The NK1 Receptor Antagonist L822429 Reduces Heroin Reinforcement

Genetic deletion of the neurokinin 1 receptor (NK1R) has been shown to decrease the reinforcing properties of opioids, but it is unknown whether pharmacological NK1R blockade has the same effect. Here, we examined the effect of L822429, a rat-specific NK1R antagonist, on the reinforcing properties of heroin in rats on short (1 h: ShA) or long (12 h: LgA) access to intravenous heroin self-administration. ShA produces heroin self-administration rates that are stable over time, whereas LgA leads to an escalation of heroin intake thought to model important dependence-related aspects of addiction. L822429 reduced heroin self-administration and the motivation to consume heroin, measured using a progressive-ratio schedule, in both ShA and LgA rats. L822429 also decreased anxiety-like behavior in both groups, measured on the elevated plus maze, but did not affect mechanical hypersensitivity observed in LgA rats. Expression of TacR1 (the gene encoding NK1R) was decreased in reward- and stress-related brain areas both in ShA and LgA rats compared with heroin-naïve rats, but did not differ between the two heroin-experienced groups. In contrast, passive exposure to heroin produced increases in TacR1 expression in the prefrontal cortex and nucleus accumbens. Taken together, these results show that pharmacological NK1R blockade attenuates heroin reinforcement. The observation that animals with ShA and LgA to heroin were similarly affected by L822429 indicates that the SP/NK1R system is not specifically involved in neuroadaptations that underlie escalation resulting from LgA self-administration. Instead, the NK1R antagonist appears to attenuate acute, positively reinforcing properties of heroin and may be useful as an adjunct to relapse prevention in detoxified opioid-dependent subjects.

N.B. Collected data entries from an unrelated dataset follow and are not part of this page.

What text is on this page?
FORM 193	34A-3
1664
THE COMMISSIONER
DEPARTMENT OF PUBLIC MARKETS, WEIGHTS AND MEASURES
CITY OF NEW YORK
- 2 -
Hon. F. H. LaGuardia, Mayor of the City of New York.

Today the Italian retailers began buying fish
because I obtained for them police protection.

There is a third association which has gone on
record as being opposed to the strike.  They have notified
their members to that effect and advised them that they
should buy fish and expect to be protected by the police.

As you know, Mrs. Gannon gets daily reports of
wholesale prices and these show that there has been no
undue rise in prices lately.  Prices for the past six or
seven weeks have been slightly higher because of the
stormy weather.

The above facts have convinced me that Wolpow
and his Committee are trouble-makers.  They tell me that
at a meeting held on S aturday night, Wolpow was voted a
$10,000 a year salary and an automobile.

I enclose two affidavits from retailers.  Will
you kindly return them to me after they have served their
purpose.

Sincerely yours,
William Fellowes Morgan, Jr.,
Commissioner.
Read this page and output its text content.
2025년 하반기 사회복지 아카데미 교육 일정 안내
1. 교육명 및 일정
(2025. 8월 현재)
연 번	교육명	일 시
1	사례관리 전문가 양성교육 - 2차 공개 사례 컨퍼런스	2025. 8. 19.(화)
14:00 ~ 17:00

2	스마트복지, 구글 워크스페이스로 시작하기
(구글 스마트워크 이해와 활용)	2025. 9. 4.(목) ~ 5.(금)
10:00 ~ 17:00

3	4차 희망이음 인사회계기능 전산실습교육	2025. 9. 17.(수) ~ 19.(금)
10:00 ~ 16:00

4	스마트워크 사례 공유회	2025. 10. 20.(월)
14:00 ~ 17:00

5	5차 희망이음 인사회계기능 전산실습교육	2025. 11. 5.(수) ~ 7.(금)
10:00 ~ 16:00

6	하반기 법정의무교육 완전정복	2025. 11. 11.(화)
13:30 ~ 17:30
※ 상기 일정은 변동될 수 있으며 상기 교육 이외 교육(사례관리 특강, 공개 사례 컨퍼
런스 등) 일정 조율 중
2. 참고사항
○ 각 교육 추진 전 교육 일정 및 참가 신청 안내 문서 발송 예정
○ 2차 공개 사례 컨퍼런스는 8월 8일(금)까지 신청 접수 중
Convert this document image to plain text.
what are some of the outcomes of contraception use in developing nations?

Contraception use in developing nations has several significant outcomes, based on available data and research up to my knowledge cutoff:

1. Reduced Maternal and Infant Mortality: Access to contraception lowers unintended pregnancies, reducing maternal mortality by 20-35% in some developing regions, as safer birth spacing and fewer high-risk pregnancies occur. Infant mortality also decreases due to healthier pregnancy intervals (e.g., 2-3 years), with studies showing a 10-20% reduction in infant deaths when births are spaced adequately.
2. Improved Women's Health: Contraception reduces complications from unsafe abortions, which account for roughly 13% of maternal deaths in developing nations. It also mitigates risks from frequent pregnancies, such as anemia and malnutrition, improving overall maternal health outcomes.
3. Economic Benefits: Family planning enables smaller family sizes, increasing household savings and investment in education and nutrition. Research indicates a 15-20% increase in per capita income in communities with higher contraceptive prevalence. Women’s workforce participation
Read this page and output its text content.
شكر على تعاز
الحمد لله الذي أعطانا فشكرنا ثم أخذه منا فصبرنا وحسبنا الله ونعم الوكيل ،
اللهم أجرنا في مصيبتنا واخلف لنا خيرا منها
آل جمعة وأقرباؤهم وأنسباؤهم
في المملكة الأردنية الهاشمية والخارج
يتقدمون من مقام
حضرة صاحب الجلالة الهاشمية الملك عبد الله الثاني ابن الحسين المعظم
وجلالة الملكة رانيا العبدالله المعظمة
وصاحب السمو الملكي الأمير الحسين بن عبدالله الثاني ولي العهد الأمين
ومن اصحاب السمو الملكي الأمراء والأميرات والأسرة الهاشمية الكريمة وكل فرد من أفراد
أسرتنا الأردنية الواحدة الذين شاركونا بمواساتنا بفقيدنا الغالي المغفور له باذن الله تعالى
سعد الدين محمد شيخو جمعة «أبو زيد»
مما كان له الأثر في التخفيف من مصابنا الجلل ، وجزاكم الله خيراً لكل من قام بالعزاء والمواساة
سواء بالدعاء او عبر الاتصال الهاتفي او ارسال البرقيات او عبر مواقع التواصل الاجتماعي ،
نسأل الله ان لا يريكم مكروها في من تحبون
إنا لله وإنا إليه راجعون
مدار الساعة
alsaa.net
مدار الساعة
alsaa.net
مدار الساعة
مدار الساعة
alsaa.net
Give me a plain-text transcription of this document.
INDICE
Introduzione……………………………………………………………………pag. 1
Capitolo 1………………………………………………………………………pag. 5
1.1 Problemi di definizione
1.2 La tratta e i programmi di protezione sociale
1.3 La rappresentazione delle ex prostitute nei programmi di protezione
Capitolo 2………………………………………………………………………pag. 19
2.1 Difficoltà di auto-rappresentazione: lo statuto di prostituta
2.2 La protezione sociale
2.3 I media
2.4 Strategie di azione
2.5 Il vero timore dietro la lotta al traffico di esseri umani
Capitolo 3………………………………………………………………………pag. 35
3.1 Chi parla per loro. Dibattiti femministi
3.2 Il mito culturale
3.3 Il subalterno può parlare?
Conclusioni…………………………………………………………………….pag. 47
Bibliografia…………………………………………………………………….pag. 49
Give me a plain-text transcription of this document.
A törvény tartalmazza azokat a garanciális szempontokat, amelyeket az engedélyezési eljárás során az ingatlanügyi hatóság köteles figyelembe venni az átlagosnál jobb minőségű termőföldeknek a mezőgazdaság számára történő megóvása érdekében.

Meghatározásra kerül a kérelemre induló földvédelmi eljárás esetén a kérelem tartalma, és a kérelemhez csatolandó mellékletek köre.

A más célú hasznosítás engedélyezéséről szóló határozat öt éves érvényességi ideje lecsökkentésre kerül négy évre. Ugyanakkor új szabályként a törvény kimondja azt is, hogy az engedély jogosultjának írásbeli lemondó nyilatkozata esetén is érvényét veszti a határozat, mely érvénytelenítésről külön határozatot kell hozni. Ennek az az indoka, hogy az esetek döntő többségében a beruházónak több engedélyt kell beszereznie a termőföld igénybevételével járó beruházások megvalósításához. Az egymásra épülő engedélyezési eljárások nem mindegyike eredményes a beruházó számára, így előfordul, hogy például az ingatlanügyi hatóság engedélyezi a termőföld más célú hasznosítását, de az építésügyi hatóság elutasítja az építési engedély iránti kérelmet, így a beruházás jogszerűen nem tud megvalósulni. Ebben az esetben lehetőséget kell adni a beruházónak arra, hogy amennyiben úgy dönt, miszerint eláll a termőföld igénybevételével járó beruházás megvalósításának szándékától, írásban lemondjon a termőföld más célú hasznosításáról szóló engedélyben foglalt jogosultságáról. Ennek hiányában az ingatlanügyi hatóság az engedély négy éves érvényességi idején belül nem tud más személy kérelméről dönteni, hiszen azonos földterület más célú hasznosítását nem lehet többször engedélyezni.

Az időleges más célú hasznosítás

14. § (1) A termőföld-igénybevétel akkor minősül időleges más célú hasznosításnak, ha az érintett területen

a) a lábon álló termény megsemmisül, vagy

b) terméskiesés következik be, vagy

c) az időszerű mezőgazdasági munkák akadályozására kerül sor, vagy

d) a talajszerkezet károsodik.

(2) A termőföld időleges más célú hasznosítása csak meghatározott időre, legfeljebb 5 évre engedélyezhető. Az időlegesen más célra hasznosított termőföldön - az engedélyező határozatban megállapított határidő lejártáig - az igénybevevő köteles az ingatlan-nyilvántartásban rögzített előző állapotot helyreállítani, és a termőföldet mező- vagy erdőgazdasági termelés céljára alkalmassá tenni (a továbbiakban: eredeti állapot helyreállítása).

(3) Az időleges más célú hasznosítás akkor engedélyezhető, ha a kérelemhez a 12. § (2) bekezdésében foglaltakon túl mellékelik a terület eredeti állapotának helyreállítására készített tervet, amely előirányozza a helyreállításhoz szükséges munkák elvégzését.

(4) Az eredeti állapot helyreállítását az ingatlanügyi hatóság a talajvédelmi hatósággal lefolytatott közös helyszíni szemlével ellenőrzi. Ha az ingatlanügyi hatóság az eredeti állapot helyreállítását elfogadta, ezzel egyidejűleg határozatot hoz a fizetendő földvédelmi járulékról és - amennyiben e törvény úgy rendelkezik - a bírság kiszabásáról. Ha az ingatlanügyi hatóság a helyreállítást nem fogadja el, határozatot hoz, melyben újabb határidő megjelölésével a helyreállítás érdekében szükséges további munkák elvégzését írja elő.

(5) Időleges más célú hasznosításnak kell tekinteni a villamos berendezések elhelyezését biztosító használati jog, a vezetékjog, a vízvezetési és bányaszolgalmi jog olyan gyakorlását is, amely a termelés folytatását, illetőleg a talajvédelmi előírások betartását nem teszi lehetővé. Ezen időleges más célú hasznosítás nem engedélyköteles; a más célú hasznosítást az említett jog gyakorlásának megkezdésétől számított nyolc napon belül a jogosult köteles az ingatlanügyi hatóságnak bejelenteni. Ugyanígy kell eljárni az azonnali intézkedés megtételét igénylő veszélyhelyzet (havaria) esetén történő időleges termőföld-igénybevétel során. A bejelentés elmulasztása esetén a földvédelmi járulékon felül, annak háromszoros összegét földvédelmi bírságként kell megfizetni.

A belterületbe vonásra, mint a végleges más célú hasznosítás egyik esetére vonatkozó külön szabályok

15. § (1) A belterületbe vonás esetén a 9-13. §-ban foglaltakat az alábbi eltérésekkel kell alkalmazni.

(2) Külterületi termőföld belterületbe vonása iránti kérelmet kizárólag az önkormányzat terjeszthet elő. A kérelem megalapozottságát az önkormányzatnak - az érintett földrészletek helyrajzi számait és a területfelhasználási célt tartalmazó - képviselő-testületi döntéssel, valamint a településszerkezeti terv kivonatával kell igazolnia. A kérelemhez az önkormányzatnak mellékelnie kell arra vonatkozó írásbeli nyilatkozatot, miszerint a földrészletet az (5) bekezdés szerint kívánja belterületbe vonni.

The Role of the Neurokinin-1 Receptor in Stress-Induced Reinstatement of Alcohol and Cocaine Seeking

Neurokinin-1 receptors (NK1Rs) have been shown to mediate alcohol and opiate, but not cocaine reward in rodents. We recently reported that NK1R antagonism also blocks stress-induced reinstatement of alcohol seeking in rats, but it is presently unknown whether these antirelapse properties extend to other drug classes. Although some work has suggested that intracranial substance P (SP) infusion reinstates cocaine seeking following extinction, no studies have indicated a direct role for the NK1R in reinstatement of cocaine seeking. Here, we explored the effect of the NK1R antagonist L822429 on yohimbine-induced reinstatement of alcohol or cocaine seeking in Long–Evans rats. Consistent with our previous findings with footshock-induced reinstatement of alcohol seeking in Wistar rats, we found that L822429 attenuates yohimbine-induced reinstatement of alcohol seeking, but does not affect baseline alcohol self-administration. We observed a similar suppression of yohimbine-induced reinstatement of cocaine seeking by L822429, and found that Long–Evans rats exhibit greater sensitivity to NK1R antagonism than Wistar rats. Accordingly, Long–Evans rats exhibit differences in the expression of NK1Rs in some subcortical brain regions. Combined, our findings suggest that while NK1R antagonism differentially influences alcohol- and cocaine-related behavior, this receptor mediates stress-induced seeking of both drugs.